In some cases BadNews used its ability to ask users to install applications, as an avenue to download AlphaSMS, another piece of malware that would run up the device user’s bill with premium SMS messages.
In a recent study that showed malicious infections of Android devices to have been at an all-time high in 2012, mobile security firm NQ noted the premium SMS messaging had become a large business model for those creating malware and distributing malware even though it’s only able to commit the fraud in Russia and countries that neighbor it like Ukraine, Belarus, Armenia, and Kazakhstan.
Because BadNews doesn’t begin to affect user’s devices until after its code has most likely been examined and deemed safe by those who have the means to curb its circulation, the malware infection has become pretty widespread.
Lookout offers two takeways that it thinks could prevent software like BadNews from infecting mobile devices. First, it believes that developers need to pay closer attention to third-party code and libraries they use in their applications. Though these libraries may provide extra features and services, it’s always best for developers to fully examine them before using them.

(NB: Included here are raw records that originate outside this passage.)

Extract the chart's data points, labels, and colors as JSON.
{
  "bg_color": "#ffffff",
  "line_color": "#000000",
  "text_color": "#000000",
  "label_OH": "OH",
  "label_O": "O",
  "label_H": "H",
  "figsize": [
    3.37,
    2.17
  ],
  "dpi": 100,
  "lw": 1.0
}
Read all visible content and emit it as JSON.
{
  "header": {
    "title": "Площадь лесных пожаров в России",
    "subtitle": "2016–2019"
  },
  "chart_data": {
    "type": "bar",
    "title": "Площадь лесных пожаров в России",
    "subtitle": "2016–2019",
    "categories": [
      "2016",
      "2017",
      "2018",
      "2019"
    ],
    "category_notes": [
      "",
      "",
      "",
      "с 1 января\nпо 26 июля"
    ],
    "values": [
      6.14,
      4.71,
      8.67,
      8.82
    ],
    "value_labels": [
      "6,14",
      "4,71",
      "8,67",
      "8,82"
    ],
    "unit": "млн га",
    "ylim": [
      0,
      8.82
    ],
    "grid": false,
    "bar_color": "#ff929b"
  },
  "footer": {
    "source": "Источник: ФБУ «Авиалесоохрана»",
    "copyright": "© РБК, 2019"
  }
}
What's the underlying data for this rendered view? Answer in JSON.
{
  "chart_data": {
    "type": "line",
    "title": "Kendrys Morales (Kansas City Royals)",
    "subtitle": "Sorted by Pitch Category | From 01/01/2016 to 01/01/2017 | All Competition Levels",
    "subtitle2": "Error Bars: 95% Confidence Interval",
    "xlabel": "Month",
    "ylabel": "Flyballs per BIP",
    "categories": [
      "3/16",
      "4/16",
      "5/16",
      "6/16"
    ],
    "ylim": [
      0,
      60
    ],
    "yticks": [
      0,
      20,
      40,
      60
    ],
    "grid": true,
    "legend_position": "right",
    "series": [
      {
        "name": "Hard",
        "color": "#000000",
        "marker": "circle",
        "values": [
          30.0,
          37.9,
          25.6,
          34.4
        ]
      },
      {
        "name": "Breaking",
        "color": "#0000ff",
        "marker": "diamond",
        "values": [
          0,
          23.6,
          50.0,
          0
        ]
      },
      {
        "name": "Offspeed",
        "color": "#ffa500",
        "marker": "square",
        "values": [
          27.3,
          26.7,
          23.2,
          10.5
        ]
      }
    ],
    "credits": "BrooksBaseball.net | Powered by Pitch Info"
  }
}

The second main takeway the firm offers is the need for security managers to create processes that monitor applications for suspicious behavior over time. Only through doing so, says Lookout, will enterprises be able to ensure the security of their mobile devices.
Lookout also wants users to remain vigilant. According to the firm, users should make sure that the box inside their Android device’s system settings for download applications from unknown sources isn’t checked. It should be noted that according to the company, had users installed it’s Lookout mobile security suite, they wouldn’t have become infected.